それを聞いてほっとしながらも、課長はほんとに真面目だなぁと思う。
食欲がないのは君のせいだと誤解させておけば、ちょっとは手加減もしたのに。
「でも、それだと午後、お腹空きません?」
「まあ……それなりに空くが、やりすごせるし、夕飯はしっかり食べているしな」
周りに社員がいるので下手に邪険にもできないのだろう。黒田は戸惑いながらも、ぽつぽつと雑談に応じてくれる。まだ周辺の店をあまり知らないので同じ店にばかり通っているという黒田の話に、雨宮はさりげなく便乗した。
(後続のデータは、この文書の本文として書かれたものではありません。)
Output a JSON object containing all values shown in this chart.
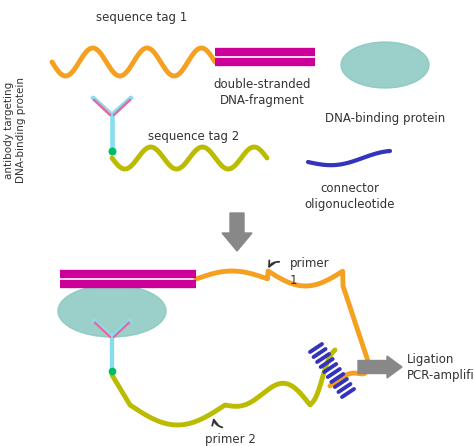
{
  "bg_color": "#ffffff",
  "orange": "#F5A020",
  "magenta": "#CC0099",
  "ygreen": "#BBBB00",
  "cyan_ab": "#88DDEE",
  "pink_ab": "#EE6699",
  "teal_prot": "#88C8C0",
  "blue_conn": "#3333BB",
  "gray_arrow": "#888888",
  "green_dot": "#00BB66",
  "text_col": "#333333",
  "lbl_seq1": "sequence tag 1",
  "lbl_seq2": "sequence tag 2",
  "lbl_dsdna": "double-stranded\nDNA-fragment",
  "lbl_dnabind": "DNA-binding protein",
  "lbl_connector": "connector\noligonucleotide",
  "lbl_antibody": "antibody targeting\nDNA-binding protein",
  "lbl_primer1": "primer\n1",
  "lbl_primer2": "primer 2",
  "lbl_ligation": "Ligation\nPCR-amplification"
}
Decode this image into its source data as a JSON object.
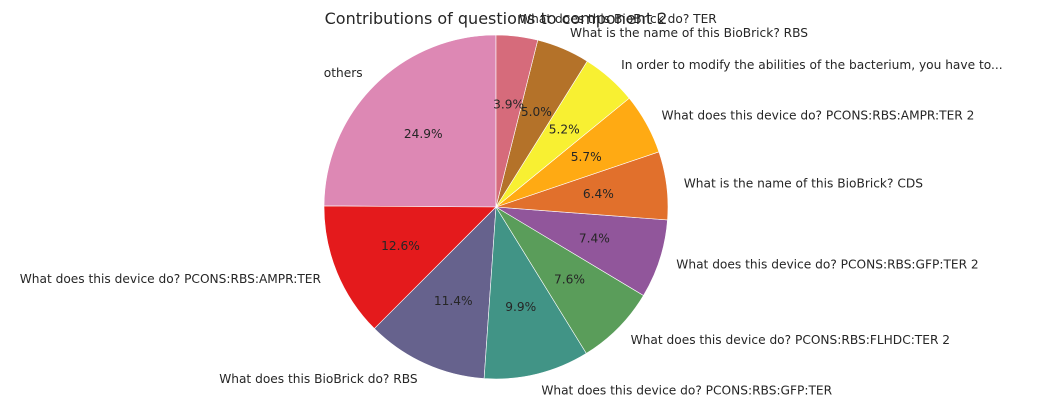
{
  "chart_data": {
    "type": "pie",
    "title": "Contributions of questions to component 2",
    "start_angle_deg": 90,
    "direction": "counterclockwise",
    "slices": [
      {
        "label": "others",
        "value": 24.9,
        "pct_label": "24.9%",
        "color": "#DD88B4"
      },
      {
        "label": "What does this device do? PCONS:RBS:AMPR:TER",
        "value": 12.6,
        "pct_label": "12.6%",
        "color": "#E41A1C"
      },
      {
        "label": "What does this BioBrick do? RBS",
        "value": 11.4,
        "pct_label": "11.4%",
        "color": "#66628D"
      },
      {
        "label": "What does this device do? PCONS:RBS:GFP:TER",
        "value": 9.9,
        "pct_label": "9.9%",
        "color": "#419486"
      },
      {
        "label": "What does this device do? PCONS:RBS:FLHDC:TER 2",
        "value": 7.6,
        "pct_label": "7.6%",
        "color": "#5A9D5A"
      },
      {
        "label": "What does this device do? PCONS:RBS:GFP:TER 2",
        "value": 7.4,
        "pct_label": "7.4%",
        "color": "#91569B"
      },
      {
        "label": "What is the name of this BioBrick? CDS",
        "value": 6.4,
        "pct_label": "6.4%",
        "color": "#E1702C"
      },
      {
        "label": "What does this device do? PCONS:RBS:AMPR:TER 2",
        "value": 5.7,
        "pct_label": "5.7%",
        "color": "#FFAA13"
      },
      {
        "label": "In order to modify the abilities of the bacterium, you have to...",
        "value": 5.2,
        "pct_label": "5.2%",
        "color": "#F8F032"
      },
      {
        "label": "What is the name of this BioBrick? RBS",
        "value": 5.0,
        "pct_label": "5.0%",
        "color": "#B47229"
      },
      {
        "label": "What does this BioBrick do? TER",
        "value": 3.9,
        "pct_label": "3.9%",
        "color": "#D66B7B"
      }
    ]
  }
}
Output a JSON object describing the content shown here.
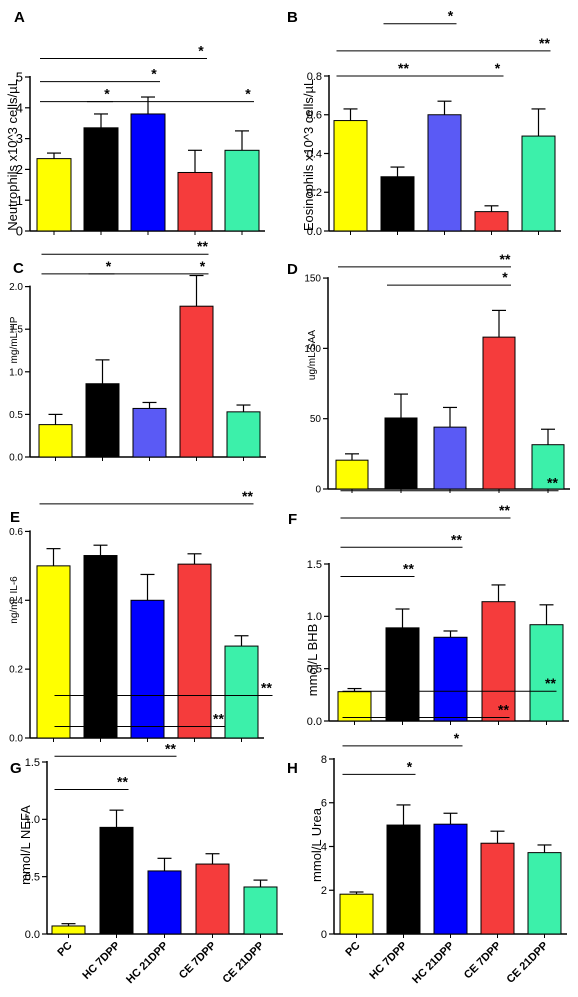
{
  "colors": {
    "PC": "#ffff00",
    "HC 7DPP": "#000000",
    "HC 21DPP": "#0000ff",
    "HC 21DPP light": "#5a5af5",
    "CE 7DPP": "#f53c3c",
    "CE 21DPP": "#3cf0aa"
  },
  "categories": [
    "PC",
    "HC 7DPP",
    "HC 21DPP",
    "CE 7DPP",
    "CE 21DPP"
  ],
  "chart_data": [
    {
      "panel": "A",
      "type": "bar",
      "ylabel": "Neutrophils x10^3 cells/µL",
      "categories": [
        "PC",
        "HC 7DPP",
        "HC 21DPP",
        "CE 7DPP",
        "CE 21DPP"
      ],
      "values": [
        2.35,
        3.35,
        3.8,
        1.9,
        2.62
      ],
      "errors": [
        0.18,
        0.45,
        0.55,
        0.72,
        0.63
      ],
      "ylim": [
        0,
        5
      ],
      "yticks": [
        "0",
        "1",
        "2",
        "3",
        "4",
        "5"
      ],
      "ytick_values": [
        0,
        1,
        2,
        3,
        4,
        5
      ],
      "palette": [
        "PC",
        "HC 7DPP",
        "HC 21DPP",
        "CE 7DPP",
        "CE 21DPP"
      ],
      "xticklabels": false,
      "significance": [
        {
          "from": 0,
          "to": 3,
          "label": "*",
          "y": 5.6
        },
        {
          "from": 0,
          "to": 2,
          "label": "*",
          "y": 4.85
        },
        {
          "from": 0,
          "to": 1,
          "label": "*",
          "y": 4.2
        },
        {
          "from": 1,
          "to": 4,
          "label": "*",
          "y": 4.2
        }
      ]
    },
    {
      "panel": "B",
      "type": "bar",
      "ylabel": "Eosinophils x10^3 cells/µL",
      "categories": [
        "PC",
        "HC 7DPP",
        "HC 21DPP",
        "CE 7DPP",
        "CE 21DPP"
      ],
      "values": [
        0.57,
        0.28,
        0.6,
        0.1,
        0.49
      ],
      "errors": [
        0.06,
        0.05,
        0.07,
        0.03,
        0.14
      ],
      "ylim": [
        0,
        0.8
      ],
      "yticks": [
        "0.0",
        "0.2",
        "0.4",
        "0.6",
        "0.8"
      ],
      "ytick_values": [
        0,
        0.2,
        0.4,
        0.6,
        0.8
      ],
      "palette": [
        "PC",
        "HC 7DPP",
        "HC 21DPP light",
        "CE 7DPP",
        "CE 21DPP"
      ],
      "xticklabels": false,
      "significance": [
        {
          "from": 1,
          "to": 2,
          "label": "*",
          "y": 1.07
        },
        {
          "from": 0,
          "to": 4,
          "label": "**",
          "y": 0.93
        },
        {
          "from": 0,
          "to": 1,
          "label": "**",
          "y": 0.8
        },
        {
          "from": 1,
          "to": 3,
          "label": "*",
          "y": 0.8
        }
      ]
    },
    {
      "panel": "C",
      "type": "bar",
      "ylabel": "mg/mL HP",
      "categories": [
        "PC",
        "HC 7DPP",
        "HC 21DPP",
        "CE 7DPP",
        "CE 21DPP"
      ],
      "values": [
        0.38,
        0.86,
        0.57,
        1.77,
        0.53
      ],
      "errors": [
        0.12,
        0.28,
        0.07,
        0.36,
        0.08
      ],
      "ylim": [
        0,
        2.5
      ],
      "yticks": [
        "0.0",
        "0.5",
        "1.0",
        "1.5",
        "2.0"
      ],
      "ytick_values": [
        0,
        0.5,
        1,
        1.5,
        2
      ],
      "palette": [
        "PC",
        "HC 7DPP",
        "HC 21DPP light",
        "CE 7DPP",
        "CE 21DPP"
      ],
      "xticklabels": false,
      "significance": [
        {
          "from": 0,
          "to": 3,
          "label": "**",
          "y": 2.38
        },
        {
          "from": 0,
          "to": 1,
          "label": "*",
          "y": 2.15
        },
        {
          "from": 1,
          "to": 3,
          "label": "*",
          "y": 2.15
        }
      ]
    },
    {
      "panel": "D",
      "type": "bar",
      "ylabel": "ug/mL SAA",
      "categories": [
        "PC",
        "HC 7DPP",
        "HC 21DPP",
        "CE 7DPP",
        "CE 21DPP"
      ],
      "values": [
        20.5,
        50.5,
        44,
        108,
        31.5
      ],
      "errors": [
        4.5,
        17,
        14,
        19,
        11
      ],
      "ylim": [
        0,
        160
      ],
      "yticks": [
        "0",
        "50",
        "100",
        "150"
      ],
      "ytick_values": [
        0,
        50,
        100,
        150
      ],
      "palette": [
        "PC",
        "HC 7DPP",
        "HC 21DPP light",
        "CE 7DPP",
        "CE 21DPP"
      ],
      "xticklabels": false,
      "significance": [
        {
          "from": 0,
          "to": 3,
          "label": "**",
          "y": 158
        },
        {
          "from": 1,
          "to": 3,
          "label": "*",
          "y": 145
        }
      ]
    },
    {
      "panel": "E",
      "type": "bar",
      "ylabel": "ng/mL IL-6",
      "categories": [
        "PC",
        "HC 7DPP",
        "HC 21DPP",
        "CE 7DPP",
        "CE 21DPP"
      ],
      "values": [
        0.5,
        0.53,
        0.4,
        0.505,
        0.267
      ],
      "errors": [
        0.05,
        0.03,
        0.075,
        0.03,
        0.03
      ],
      "ylim": [
        0,
        0.7
      ],
      "yticks": [
        "0.0",
        "0.2",
        "0.4",
        "0.6"
      ],
      "ytick_values": [
        0,
        0.2,
        0.4,
        0.6
      ],
      "palette": [
        "PC",
        "HC 7DPP",
        "HC 21DPP",
        "CE 7DPP",
        "CE 21DPP"
      ],
      "xticklabels": false,
      "significance": [
        {
          "from": 0,
          "to": 4,
          "label": "**",
          "y": 0.68
        }
      ]
    },
    {
      "panel": "F",
      "type": "bar",
      "ylabel": "mmol/L BHB",
      "categories": [
        "PC",
        "HC 7DPP",
        "HC 21DPP",
        "CE 7DPP",
        "CE 21DPP"
      ],
      "values": [
        0.28,
        0.89,
        0.8,
        1.14,
        0.92
      ],
      "errors": [
        0.03,
        0.18,
        0.06,
        0.16,
        0.19
      ],
      "ylim": [
        0,
        1.5
      ],
      "yticks": [
        "0.0",
        "0.5",
        "1.0",
        "1.5"
      ],
      "ytick_values": [
        0,
        0.5,
        1,
        1.5
      ],
      "palette": [
        "PC",
        "HC 7DPP",
        "HC 21DPP",
        "CE 7DPP",
        "CE 21DPP"
      ],
      "xticklabels": false,
      "significance": [
        {
          "from": 0,
          "to": 4,
          "label": "**",
          "y": 2.2
        },
        {
          "from": 0,
          "to": 3,
          "label": "**",
          "y": 1.94
        },
        {
          "from": 0,
          "to": 2,
          "label": "**",
          "y": 1.66
        },
        {
          "from": 0,
          "to": 1,
          "label": "**",
          "y": 1.38
        }
      ]
    },
    {
      "panel": "G",
      "type": "bar",
      "ylabel": "mmol/L NEFA",
      "categories": [
        "PC",
        "HC 7DPP",
        "HC 21DPP",
        "CE 7DPP",
        "CE 21DPP"
      ],
      "values": [
        0.07,
        0.93,
        0.55,
        0.61,
        0.41
      ],
      "errors": [
        0.02,
        0.15,
        0.11,
        0.09,
        0.06
      ],
      "ylim": [
        0,
        1.5
      ],
      "yticks": [
        "0.0",
        "0.5",
        "1.0",
        "1.5"
      ],
      "ytick_values": [
        0,
        0.5,
        1,
        1.5
      ],
      "palette": [
        "PC",
        "HC 7DPP",
        "HC 21DPP",
        "CE 7DPP",
        "CE 21DPP"
      ],
      "xticklabels": true,
      "significance": [
        {
          "from": 0,
          "to": 4,
          "label": "**",
          "y": 2.08
        },
        {
          "from": 0,
          "to": 3,
          "label": "**",
          "y": 1.81
        },
        {
          "from": 0,
          "to": 2,
          "label": "**",
          "y": 1.55
        },
        {
          "from": 0,
          "to": 1,
          "label": "**",
          "y": 1.26
        }
      ]
    },
    {
      "panel": "H",
      "type": "bar",
      "ylabel": "mmol/L Urea",
      "categories": [
        "PC",
        "HC 7DPP",
        "HC 21DPP",
        "CE 7DPP",
        "CE 21DPP"
      ],
      "values": [
        1.82,
        4.98,
        5.02,
        4.15,
        3.72
      ],
      "errors": [
        0.1,
        0.92,
        0.5,
        0.55,
        0.35
      ],
      "ylim": [
        0,
        8
      ],
      "yticks": [
        "0",
        "2",
        "4",
        "6",
        "8"
      ],
      "ytick_values": [
        0,
        2,
        4,
        6,
        8
      ],
      "palette": [
        "PC",
        "HC 7DPP",
        "HC 21DPP",
        "CE 7DPP",
        "CE 21DPP"
      ],
      "xticklabels": true,
      "significance": [
        {
          "from": 0,
          "to": 4,
          "label": "**",
          "y": 11.1
        },
        {
          "from": 0,
          "to": 3,
          "label": "**",
          "y": 9.9
        },
        {
          "from": 0,
          "to": 2,
          "label": "*",
          "y": 8.6
        },
        {
          "from": 0,
          "to": 1,
          "label": "*",
          "y": 7.3
        }
      ]
    }
  ]
}
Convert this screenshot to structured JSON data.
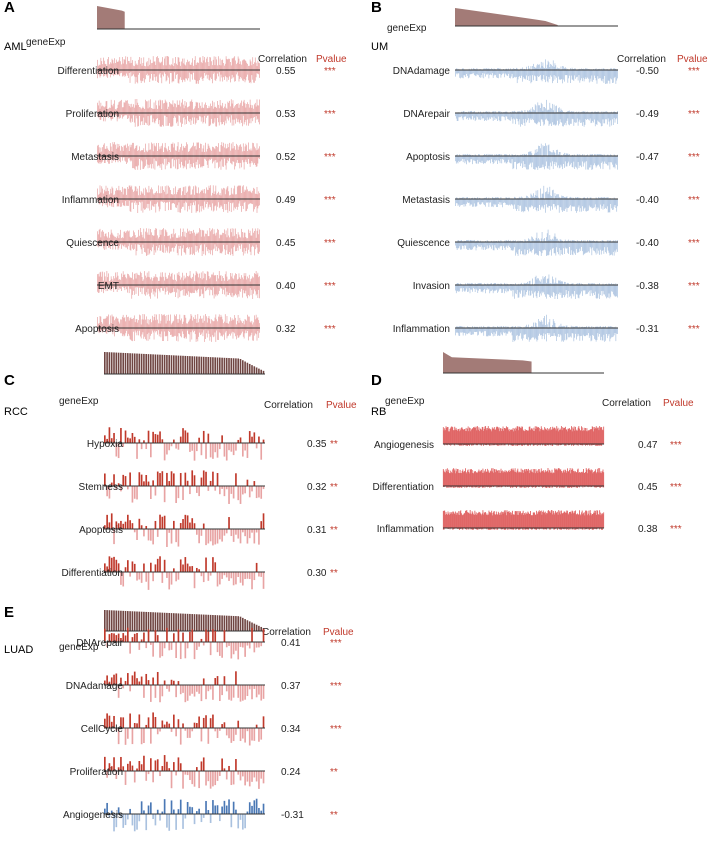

「じゃあ、この近くにおいしいお店あるんで行きませんか? 今日」
黒田は瞬間、押し黙った。何を企んでいるんだと睨み上げてくる。
「……残業がある。三時間ぐらいするから今日は無理だ」
「でも七時から八時の間の三十分は、就業規則で夕飯の時間に設定されてますよね、ここの会社。その間は残業しても残業代つかないでしょう?」
「……仕事の途中で外に出るのは面倒なんだ」
「あー、わかります。でも課長がそういう働き方すると、部下が食べに行きづらくなるんじゃないですかね」
「……」
黒田は言葉に詰まり、逡巡している。